An angry young man exclaimed, “The white man dressed me in clothes, gave me religion and taught me to read. Then he wondered what’s the matter with me when I wasn’t satisfied. The trouble with me is that I want just what we wants, because I’m just as human as he is – Only, I demean the very best of what he’s got, at least until the score’s been evened between us.”
A literate, soft-spoken Negro added, “I did everything I could to make myself acceptable to the white man. I came up out of the South, put on middle-class clothes, got a white-collar job, sent my children to college, voted, joined all the ‘right’ organizations where I was allowed, was true to my wife, and took extra care never to get into trouble with the law. But the white man still didn’t like me. So after the big riot I joined the ‘Burn, Baby, Burn’ movement. I did so, not to get even with the white, not because I intended to take over.

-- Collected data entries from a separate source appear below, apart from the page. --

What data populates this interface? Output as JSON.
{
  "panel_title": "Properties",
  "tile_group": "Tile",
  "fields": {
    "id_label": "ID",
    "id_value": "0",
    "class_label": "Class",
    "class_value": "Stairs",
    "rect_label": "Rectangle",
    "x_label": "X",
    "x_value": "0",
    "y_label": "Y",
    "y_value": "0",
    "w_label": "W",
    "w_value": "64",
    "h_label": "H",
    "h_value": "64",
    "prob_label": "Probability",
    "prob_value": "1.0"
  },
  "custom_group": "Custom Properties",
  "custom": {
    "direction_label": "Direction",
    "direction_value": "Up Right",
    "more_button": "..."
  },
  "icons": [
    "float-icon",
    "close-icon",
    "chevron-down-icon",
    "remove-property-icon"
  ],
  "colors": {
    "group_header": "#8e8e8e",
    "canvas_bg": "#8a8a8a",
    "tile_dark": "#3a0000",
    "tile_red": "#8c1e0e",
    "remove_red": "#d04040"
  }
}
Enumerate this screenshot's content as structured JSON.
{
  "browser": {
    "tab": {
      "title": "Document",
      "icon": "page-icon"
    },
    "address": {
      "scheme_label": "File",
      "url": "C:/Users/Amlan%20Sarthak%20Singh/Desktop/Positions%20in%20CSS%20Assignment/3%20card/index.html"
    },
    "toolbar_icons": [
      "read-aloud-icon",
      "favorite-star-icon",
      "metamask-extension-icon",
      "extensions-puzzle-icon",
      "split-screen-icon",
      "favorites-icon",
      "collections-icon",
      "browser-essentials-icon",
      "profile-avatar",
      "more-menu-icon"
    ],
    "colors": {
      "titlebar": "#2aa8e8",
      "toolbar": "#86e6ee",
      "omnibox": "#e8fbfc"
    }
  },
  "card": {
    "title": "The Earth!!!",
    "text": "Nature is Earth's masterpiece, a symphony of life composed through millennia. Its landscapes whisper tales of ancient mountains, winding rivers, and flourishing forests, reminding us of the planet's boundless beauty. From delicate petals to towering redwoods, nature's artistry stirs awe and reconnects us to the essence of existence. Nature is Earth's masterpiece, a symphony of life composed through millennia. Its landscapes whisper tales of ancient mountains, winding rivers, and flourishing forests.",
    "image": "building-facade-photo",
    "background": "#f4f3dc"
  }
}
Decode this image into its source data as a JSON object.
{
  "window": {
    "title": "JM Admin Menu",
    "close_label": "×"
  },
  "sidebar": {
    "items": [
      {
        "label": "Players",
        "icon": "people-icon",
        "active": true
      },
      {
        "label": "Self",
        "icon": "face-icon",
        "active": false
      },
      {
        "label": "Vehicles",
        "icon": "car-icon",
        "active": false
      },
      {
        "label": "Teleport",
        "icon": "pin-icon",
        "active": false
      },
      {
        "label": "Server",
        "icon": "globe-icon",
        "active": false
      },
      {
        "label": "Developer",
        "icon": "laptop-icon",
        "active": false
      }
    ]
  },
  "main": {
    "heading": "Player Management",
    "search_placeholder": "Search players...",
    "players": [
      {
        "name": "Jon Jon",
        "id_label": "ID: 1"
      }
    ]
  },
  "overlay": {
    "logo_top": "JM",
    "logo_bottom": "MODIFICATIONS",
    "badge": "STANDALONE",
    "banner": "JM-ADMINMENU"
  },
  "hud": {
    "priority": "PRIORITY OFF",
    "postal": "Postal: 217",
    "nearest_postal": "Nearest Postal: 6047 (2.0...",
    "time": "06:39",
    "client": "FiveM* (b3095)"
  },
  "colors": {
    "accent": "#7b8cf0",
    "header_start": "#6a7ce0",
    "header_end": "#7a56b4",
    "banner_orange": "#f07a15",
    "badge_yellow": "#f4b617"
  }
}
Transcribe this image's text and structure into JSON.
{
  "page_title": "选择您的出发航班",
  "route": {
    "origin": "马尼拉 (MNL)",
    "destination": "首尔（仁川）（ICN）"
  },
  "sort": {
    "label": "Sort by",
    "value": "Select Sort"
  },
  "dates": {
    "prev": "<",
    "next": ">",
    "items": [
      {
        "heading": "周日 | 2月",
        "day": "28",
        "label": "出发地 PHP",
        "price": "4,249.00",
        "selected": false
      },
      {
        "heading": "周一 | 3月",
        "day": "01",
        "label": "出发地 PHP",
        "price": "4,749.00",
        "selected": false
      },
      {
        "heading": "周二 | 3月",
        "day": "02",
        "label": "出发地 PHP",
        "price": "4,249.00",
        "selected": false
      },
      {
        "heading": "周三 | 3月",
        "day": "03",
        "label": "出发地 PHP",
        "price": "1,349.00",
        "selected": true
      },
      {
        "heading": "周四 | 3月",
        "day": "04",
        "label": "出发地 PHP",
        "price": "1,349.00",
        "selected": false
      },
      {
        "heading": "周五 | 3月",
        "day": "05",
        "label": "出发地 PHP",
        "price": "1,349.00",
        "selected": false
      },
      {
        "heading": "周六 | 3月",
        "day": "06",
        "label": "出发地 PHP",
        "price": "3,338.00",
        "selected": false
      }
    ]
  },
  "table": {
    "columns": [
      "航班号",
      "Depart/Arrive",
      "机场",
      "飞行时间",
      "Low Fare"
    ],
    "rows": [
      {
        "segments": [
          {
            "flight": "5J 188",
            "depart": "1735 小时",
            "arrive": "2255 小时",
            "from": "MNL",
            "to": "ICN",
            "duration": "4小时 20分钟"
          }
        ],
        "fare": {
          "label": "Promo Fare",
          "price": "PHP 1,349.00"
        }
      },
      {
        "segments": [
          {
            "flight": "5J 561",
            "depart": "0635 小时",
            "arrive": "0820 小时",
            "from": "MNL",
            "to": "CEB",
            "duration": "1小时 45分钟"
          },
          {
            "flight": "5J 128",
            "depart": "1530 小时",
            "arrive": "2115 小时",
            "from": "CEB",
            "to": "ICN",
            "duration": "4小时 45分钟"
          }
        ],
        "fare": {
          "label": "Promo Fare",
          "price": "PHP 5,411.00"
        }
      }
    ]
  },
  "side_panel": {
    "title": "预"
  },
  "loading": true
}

I just wanted to show him he no longer had his foot on my neck.”
The Negro movement is in the process of achieving maturity. Black men need no longer depend upon the good offices of white middle-class liberals. Negroes, as agitators for full equality, are standing on their own feet.
Unfortunately, the original aims of integration may be temporarily eclipsed. The new direction may be down a dark road, with some of their leaders demagogues. “Black Power” is a rallying cry for inchoate mass action, a dark prophecy without a soul.
Zealous white benefactors share the blame for the Black Nationalist rebellion. What hopefully commended as integration groups often bleached out into white-dominated cliques, with Negroes helping out.
In a movement so fraught with overtones of brotherhood, it would have been appropriate for a predominately Negro organization to encourage Caucasian participation. But too often these devoted but vociferous pale faces, set policies and dominated affairs. In repudiating demonstrations and committee meetings that were often eighty per cent white, many Negroes are sweeping away from any white cooperation.
However, as working-class slaves, the sons of Ham share a great deal in common with the rest of us. The role that white workers can play in presenting a united front against economic exploitation is at this point obscure. Brotherhood, civil rights, even equality are assuming new, perhaps distorted values.. But the old, concrete problems of dilapidated housing, sub-standard wages, driving foremen, and production-for-use remain. Black and white must work these problems out together.